Always make sure the weights array matches the shape of the data array along the relevant axis.
Returning the Sum of Weights
The returned=True parameter makes np.average() return both the weighted average and the total weight. This is useful for combining weighted averages from different datasets:
import numpy as np
values = np.array([10, 20, 30])
weights = np.array([2, 3, 5])
avg, weight_sum = np.average(values, weights=weights, returned=True)

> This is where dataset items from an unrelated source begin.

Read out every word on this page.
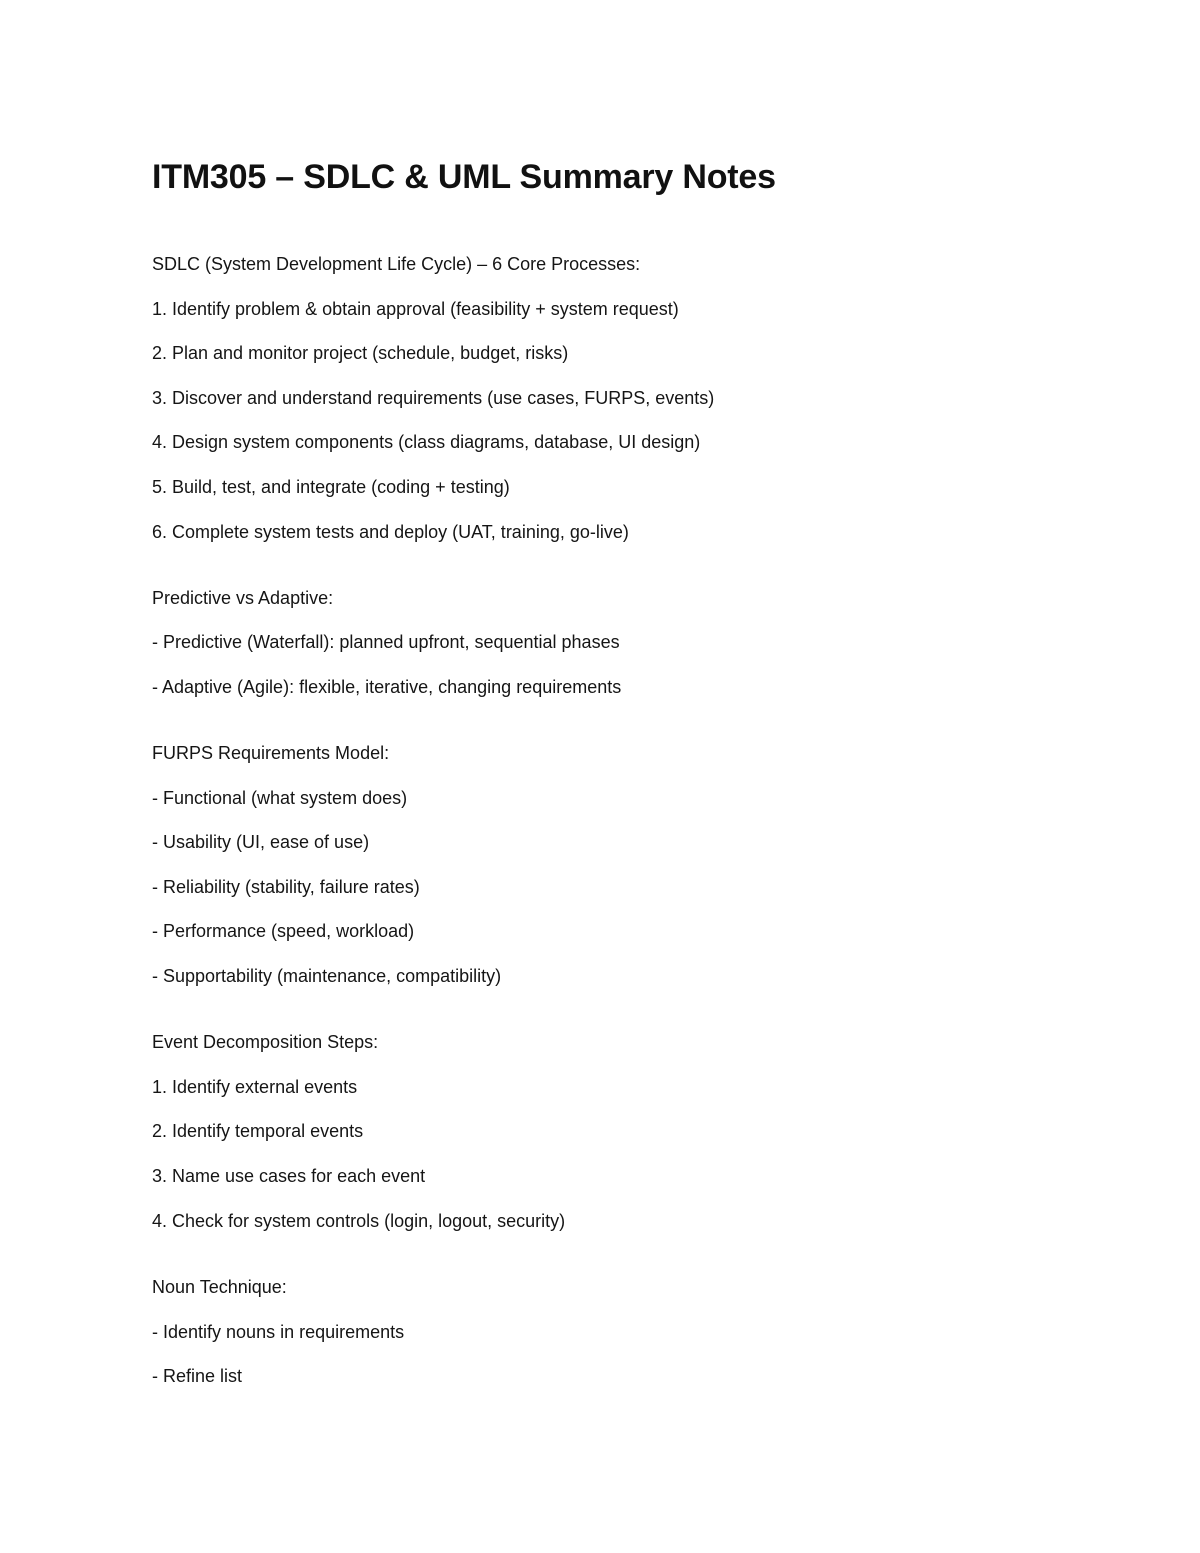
ITM305 – SDLC & UML Summary Notes

SDLC (System Development Life Cycle) – 6 Core Processes:

1. Identify problem & obtain approval (feasibility + system request)

2. Plan and monitor project (schedule, budget, risks)

3. Discover and understand requirements (use cases, FURPS, events)

4. Design system components (class diagrams, database, UI design)

5. Build, test, and integrate (coding + testing)

6. Complete system tests and deploy (UAT, training, go-live)

Predictive vs Adaptive:

- Predictive (Waterfall): planned upfront, sequential phases

- Adaptive (Agile): flexible, iterative, changing requirements

FURPS Requirements Model:

- Functional (what system does)

- Usability (UI, ease of use)

- Reliability (stability, failure rates)

- Performance (speed, workload)

- Supportability (maintenance, compatibility)

Event Decomposition Steps:

1. Identify external events

2. Identify temporal events

3. Name use cases for each event

4. Check for system controls (login, logout, security)

Noun Technique:

- Identify nouns in requirements

- Refine list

print(f"Weighted average: {avg}")
print(f"Total weight: {weight_sum}")
Output:
Weighted average: 23.0
Total weight: 10.0
Quick Reference
| Parameter | Description | Example |
|---|---|---|
a | Input array | np.array([90, 80, 70]) |
weights | Weight array (must match shape) | np.array([0.1, 0.3, 0.6]) |
axis | Axis for multidimensional arrays | axis=1 for row-wise |
returned | Also return sum of weights | returned=True |
| Function | Purpose |
|---|---|
np.average(a, weights=w) | Weighted average |
np.mean(a) | Simple (unweighted) average |
Use np.average(data, weights=weights) whenever your data points carry different levels of importance. NumPy handles the normalization for you, so you can pass any positive numbers as weights and focus on expressing the correct relative proportions.